Quantos de nós não passamos por uma situação onde as coisas param de funcionar e o responsável nos diz que a culpa é do sistema? É normal, após muito tempo nas filas de um banco, o funcionário nos informar que o sistema caiu e as operações ficam suspensas até a sua volta.
Da mesma forma, em muitas empresas, as notas fiscais não podem ser emitidas, nem os pagamentos efetuados quando o famoso sistema está fora. Isto acontece em todas as operações em que a tecnologia nos obriga a depender de um bendito sistema, criado originalmente para facilitar a nossa vida.
Já lhe aconteceu de estar fazendo uma compra em uma loja e o sistema cair? Dá para imaginar algo semelhante nos sistemas de defesa e controle de armas nucleares de qualquer país? Pode ser que o sistema dê início a uma nova guerra mundial.
Por outro lado, já ficou convencionado que, quando ocorre uma pane deste tipo, não existe uma pessoa responsável. É tudo culpa do sistema, que passou a ser uma entidade superior, como uma divindade. Em uma empresa, ele manda mais que diretores ou o próprio presidente, pois não adianta eles ordenarem que o sistema volte a trabalhar. Ele retorna quando quer, falta ou sai de férias quando quer e ninguém tem autoridade para contestá-lo.
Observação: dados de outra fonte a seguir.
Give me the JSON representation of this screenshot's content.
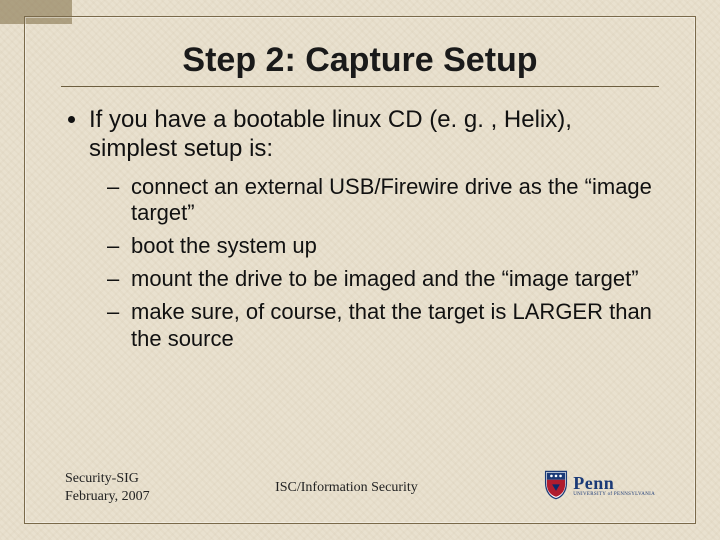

Muitas vezes penso nos benefícios, malefícios e na própria criação desse intocável ser maligno. Ele é uma entidade criada artificialmente por meio de um processo mágico para nos servir. Ele lembra a fábula do Golem que, no folclore e na cabala judaica, é um ser artificial e sem vontade própria, criado para satisfazer as vontades de quem o criou. Embora sem inteligência, ele podia fazer tarefas simples.
O problema era que, repentinamente, ele ficava sem controle, se tornava muito perigoso e fazê-lo parar era uma árdua tarefa, mesmo para os melhores rabinos e cabalistas. Na tradição esotérica, ele tinha a palavra Emeth, que significa Verdade, em hebraico, na sua fronte ou debaixo de sua língua e, para desativá-lo, seu criador precisava apagar a primeira letra e transformar a palavra em Meth, que significa Morte.
Isto lembra uma senha para acessar um programa de computador ou um sistema e ativá-lo ou desativá-lo. O problema é que nós nos acostumamos tanto com as suas tarefas que, hoje, é difícil viver sem nosso ‘Golem Sistema’. Quando ele falha, a nossa vida fica complicada e vemos o quanto dependemos dele. Se um dia ele ficar fora de controle, quem conseguirá acessá-lo para apagar a primeira letra?
Nas histórias do Golem, quando isto aconteceu, o preço para desativá-lo foi o de muitas vidas, inclusive, as de seus criadores. Hoje, pode ser que custe a vida de toda a humanidade.